In my Azure role code I download a 400 megabytes file that is splitted into 10-megabyte chunks and stored in Blob Storage. I use CloudBlob.DownloadToStream() for the download.
I tried two options. One is using a FileStream - I create a "write" FileStream and download chunks one by one into the same stream without rewinding and so I end up with an original file. The other option is creating a MemoryStream object by passing a number slightly larger than the original file size as the stream size (to avoid reallocations) and downloading the chunks into that MemoryStream - this way I end up with a MemoryStream holding the original file data.
Here's some pseudocode:
var writeStream = new StreamOfChoice( params );
foreach( uri in urisToDownload ) {
blobContainer.GetBlobReference( uri ).DownloadToStream( writeStream );
}
Now the only difference is that it's a FileStream in one case and a MemoryStream in the other, all the rest is the same.
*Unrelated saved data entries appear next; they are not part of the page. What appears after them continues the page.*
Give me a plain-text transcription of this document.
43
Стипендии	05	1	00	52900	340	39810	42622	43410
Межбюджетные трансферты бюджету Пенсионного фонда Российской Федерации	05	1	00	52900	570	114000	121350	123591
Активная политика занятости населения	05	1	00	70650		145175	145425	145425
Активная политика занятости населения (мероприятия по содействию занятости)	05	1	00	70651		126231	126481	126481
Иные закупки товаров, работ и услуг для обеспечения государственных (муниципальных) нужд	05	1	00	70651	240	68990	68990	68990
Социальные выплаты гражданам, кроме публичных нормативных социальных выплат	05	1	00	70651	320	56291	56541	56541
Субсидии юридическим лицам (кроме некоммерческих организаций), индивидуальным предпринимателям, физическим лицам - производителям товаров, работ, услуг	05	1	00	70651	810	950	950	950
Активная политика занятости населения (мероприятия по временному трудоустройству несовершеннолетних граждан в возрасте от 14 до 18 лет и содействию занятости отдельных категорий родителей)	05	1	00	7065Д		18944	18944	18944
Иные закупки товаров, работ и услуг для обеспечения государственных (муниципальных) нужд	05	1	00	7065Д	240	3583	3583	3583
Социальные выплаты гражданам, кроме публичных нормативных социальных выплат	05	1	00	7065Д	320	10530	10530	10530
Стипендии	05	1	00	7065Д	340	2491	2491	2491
It turns out that it takes about 20 seconds with a FileStream and about 30 seconds with a MemoryStream - yes, the FileStream turns out to be faster. According to \Memory\Available Bytes performance counter the virtual machine has about 1 gigabyte memory available at the moment before MemoryStream is created, so it's not due to paging.
Why would writing to a file be faster than to a MemoryStream?